А в конце весны вы слегка грустны, царственная дочь тающего льда. И скользите вы каплей синевы из ладоней прочь, госпожа Вода.
Под музыку
Шмель в еловой чаще песенку жужжал, с песенкой журчащей ручеёк бежал. Удался вороне мелодичный крик, воробьи на клёне пели «чик-чирик». Кот, на льва похожий, замурлыкал вдруг, в этот день погожий пело всё вокруг. Песню алой розе ветер напевал, дятел на берёзе такты отбивал. Звонче с каждым часом в дудку дул июль, и бутылка с квасом пела «буль-буль-буль». Соловью толково подвывал щенок. Лишь Синицын Вова спал без задних ног.
Вечер на Земле
Костёр развесил дым у берега реки. Под облаком седым резвятся ветерки. Несёт луну вода в раскрытую ладонь, и за звездой звезда влекутся на огонь. Кувшинки шевеля, струится в ночь река с известьем, что Земля не слишком велика. И чтоб не намудрить в поступках, должен ты планете подарить ладошку доброты.
Октябрьский ветер
Солнце, будто ржавая побелка, с елей осыпалось по двору. Ветер, как резвящаяся белка, шишками кидался в детвору. Шишка приголубила Валеру по́ носу, и мальчик сгоряча ветру, шаловливому не в меру, вмазал половинкой кирпича. В буйном настроении сезонном лихо просвистев над головой, ветер разлетелся по газонам жёлтою осеннею листвой.
Беспокойная ночь
Чирикала ночь в окошке, звездой норовя блеснуть, и кажется, даже кошке мешала она заснуть. Ворочались пчёлы в улье, вздыхали цветы в горшках, по дому бродили стулья в шнурованных башмаках, собачка из пластилина таращилась на луну, но в мантии властелина рассвет подошёл к окну. Он молвил, венцом сверкая и взор устремляя ввысь: «Да что ж ты за ночь такая? А ну-ка, шалунья, брысь!»
Починка
Под дождиком ромашка с испугом убедилась, что небо, как рубашка, местами прохудилось. Ромашка, в тусклом свете смахнув с листа песчинку, надеялась, что ветер возьмётся за починку. И ветер, чтобы срочно рубашку сделать новой, заштопал небо прочно иголкою сосновой. Дождь кончился мгновенно, как при нажатье кнопки. И солнце постепенно сожгло следы от штопки.
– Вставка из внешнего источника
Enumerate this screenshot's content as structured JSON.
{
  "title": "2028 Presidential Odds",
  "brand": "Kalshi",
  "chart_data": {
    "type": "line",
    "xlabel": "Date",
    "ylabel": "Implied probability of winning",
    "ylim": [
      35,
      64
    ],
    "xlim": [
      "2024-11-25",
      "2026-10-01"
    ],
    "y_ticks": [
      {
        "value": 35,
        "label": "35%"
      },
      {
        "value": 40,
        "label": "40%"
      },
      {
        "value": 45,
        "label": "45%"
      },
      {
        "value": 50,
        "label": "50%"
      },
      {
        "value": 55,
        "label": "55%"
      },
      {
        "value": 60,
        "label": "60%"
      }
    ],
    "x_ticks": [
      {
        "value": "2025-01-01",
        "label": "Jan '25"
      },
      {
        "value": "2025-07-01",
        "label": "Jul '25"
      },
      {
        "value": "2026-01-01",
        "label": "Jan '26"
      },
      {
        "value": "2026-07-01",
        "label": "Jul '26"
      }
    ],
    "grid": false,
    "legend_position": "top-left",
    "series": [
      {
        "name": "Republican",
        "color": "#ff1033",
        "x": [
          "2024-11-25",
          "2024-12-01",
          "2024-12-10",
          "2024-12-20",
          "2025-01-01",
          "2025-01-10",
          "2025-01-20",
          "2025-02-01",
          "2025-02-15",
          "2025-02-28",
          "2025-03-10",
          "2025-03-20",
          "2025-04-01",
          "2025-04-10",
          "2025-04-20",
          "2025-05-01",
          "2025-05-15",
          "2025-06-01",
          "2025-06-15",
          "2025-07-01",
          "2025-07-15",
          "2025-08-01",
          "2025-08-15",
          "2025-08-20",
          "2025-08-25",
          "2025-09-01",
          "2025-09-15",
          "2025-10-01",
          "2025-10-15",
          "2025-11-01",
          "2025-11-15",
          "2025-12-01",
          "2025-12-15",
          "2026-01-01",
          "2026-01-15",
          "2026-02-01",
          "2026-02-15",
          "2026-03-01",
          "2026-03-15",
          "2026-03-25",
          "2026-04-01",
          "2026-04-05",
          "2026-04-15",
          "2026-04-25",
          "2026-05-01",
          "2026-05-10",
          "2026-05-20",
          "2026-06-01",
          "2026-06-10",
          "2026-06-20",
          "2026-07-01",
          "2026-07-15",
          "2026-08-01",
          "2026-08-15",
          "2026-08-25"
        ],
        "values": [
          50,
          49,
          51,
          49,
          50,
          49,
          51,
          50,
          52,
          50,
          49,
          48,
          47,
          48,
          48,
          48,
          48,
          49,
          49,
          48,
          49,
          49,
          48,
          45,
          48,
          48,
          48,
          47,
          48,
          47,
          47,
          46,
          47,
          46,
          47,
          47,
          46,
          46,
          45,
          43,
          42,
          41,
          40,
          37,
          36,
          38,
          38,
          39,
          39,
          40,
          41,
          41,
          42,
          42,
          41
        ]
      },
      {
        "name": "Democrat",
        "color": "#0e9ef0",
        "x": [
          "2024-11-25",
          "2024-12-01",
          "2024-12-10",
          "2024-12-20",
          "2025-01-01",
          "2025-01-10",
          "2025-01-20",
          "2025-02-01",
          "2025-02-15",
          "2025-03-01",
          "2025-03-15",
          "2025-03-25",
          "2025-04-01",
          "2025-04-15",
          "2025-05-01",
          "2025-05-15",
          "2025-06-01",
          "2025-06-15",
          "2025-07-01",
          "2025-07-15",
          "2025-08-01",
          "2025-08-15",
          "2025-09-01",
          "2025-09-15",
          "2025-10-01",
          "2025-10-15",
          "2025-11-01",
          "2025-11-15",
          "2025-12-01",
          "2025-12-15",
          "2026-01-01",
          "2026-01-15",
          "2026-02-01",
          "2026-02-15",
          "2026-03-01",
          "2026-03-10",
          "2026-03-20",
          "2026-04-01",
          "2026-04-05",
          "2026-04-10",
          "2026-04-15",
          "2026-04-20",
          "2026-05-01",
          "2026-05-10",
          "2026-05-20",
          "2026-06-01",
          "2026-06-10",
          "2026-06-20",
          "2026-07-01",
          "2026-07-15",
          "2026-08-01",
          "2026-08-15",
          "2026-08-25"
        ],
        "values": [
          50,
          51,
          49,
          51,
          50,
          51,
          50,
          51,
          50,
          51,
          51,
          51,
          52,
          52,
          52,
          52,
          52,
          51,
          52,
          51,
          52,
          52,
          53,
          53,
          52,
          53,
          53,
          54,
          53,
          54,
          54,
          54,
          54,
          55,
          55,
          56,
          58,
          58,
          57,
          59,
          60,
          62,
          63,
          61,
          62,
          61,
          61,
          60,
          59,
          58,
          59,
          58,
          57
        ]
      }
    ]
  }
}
Вечером у окна Синий вечер настал. Прыгать ветер устал. Но не угомонился.
Рвётся-пляшет во тьму, веткой машет. Кому? Подозрительно как-то.
Тени скачут, на пне. Ветер плачет луне. Очень ей интересно.
Однажды у нас над балконом июльским безветренным днём прикинулась туча драконом, который плевался огнём. Рыча громогласно и гадко, он шею к балкону тянул. Проворно схватил я рогатку и камнем в дракона стрельнул. Мелькнула в горячке мыслишка, что он учинит мне скандал. Но этот крылатый трусишка дождём проливным зарыдал.